The computer system may include a client and a server. The client and server are generally remote from each other and interacting through a communication network. The client-server relation is generated by computer programs running on the respective computers and having a client-server relation with each other. The server may be a cloud server, also known as a cloud computing server or a cloud host, which is a host product in the cloud computing service system, to solve the defects of difficult management and weak business scalability in the traditional physical host and Virtual Private Server (VPS) service. The server can also be a server of distributed system or a server combined with block-chain.

It should be noted that the above electronic device can implement the method for predicting the full atomic structure described in the above embodiments.

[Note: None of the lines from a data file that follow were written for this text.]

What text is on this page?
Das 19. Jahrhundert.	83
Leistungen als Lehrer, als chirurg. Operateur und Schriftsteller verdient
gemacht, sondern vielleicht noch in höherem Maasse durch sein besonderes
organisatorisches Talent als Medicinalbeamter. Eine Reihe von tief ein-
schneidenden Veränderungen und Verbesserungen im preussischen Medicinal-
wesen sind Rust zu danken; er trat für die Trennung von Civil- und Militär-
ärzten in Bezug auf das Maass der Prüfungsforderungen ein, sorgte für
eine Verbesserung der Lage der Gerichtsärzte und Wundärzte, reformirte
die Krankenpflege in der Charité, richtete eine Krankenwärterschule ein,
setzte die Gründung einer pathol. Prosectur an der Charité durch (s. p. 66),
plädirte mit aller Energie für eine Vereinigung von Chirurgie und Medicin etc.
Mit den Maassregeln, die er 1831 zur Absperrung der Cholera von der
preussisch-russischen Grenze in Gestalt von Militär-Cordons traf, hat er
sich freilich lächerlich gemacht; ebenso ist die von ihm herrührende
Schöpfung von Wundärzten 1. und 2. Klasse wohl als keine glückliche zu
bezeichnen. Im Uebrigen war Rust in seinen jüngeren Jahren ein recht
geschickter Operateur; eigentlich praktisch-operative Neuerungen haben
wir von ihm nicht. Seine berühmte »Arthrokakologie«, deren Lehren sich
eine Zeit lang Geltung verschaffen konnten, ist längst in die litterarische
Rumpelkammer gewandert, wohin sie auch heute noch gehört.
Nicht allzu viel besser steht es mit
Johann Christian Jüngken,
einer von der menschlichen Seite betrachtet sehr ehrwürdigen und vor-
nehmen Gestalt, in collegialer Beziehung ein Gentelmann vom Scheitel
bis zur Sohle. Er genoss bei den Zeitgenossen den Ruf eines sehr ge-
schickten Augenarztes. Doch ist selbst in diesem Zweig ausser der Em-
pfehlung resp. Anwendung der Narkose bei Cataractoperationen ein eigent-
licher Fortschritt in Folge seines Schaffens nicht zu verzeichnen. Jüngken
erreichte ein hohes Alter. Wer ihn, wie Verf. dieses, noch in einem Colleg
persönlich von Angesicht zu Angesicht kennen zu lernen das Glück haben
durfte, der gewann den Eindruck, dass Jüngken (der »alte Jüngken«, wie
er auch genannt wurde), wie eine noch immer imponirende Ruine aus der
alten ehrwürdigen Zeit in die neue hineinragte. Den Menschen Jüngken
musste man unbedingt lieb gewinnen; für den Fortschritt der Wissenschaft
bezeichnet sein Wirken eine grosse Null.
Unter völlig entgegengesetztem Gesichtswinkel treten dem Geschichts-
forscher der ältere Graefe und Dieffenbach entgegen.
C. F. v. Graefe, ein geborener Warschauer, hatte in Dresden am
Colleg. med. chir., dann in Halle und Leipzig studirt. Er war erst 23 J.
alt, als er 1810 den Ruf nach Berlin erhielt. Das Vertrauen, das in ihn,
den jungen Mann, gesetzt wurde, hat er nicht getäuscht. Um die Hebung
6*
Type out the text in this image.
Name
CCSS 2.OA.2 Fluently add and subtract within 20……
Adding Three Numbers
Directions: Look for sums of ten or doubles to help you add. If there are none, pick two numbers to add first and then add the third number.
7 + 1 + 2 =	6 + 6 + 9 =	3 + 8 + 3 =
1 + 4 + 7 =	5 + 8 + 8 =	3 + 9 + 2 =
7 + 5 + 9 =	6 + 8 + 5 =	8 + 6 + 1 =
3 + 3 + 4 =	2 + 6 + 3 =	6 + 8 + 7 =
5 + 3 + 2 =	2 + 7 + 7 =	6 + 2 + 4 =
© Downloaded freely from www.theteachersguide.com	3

According to embodiments of the present disclosure, the disclosure further provides a computer program product. When the instructions in the computer program product are executed by the processor, the training method for the full atomic structure prediction model or the method for predicting the full atomic structure proposed in the above embodiments of the present disclosure is implemented.

It should be understood that the various forms of processes shown above can be used to reorder, add or delete steps. For example, the steps described in the disclosure could be performed in parallel, sequentially, or in a different order, as long as the desired result of the technical solution disclosed in the disclosure is achieved, which is not limited herein. The above specific embodiments do not constitute a limitation on the protection scope of the disclosure. Those skilled in the art should understand that various modifications, combinations, sub-combinations and substitutions can be made according to design requirements and other factors. Any modification, equivalent replacement and improvement made within the spirit and principle of the disclosure shall be included in the protection scope of the disclosure.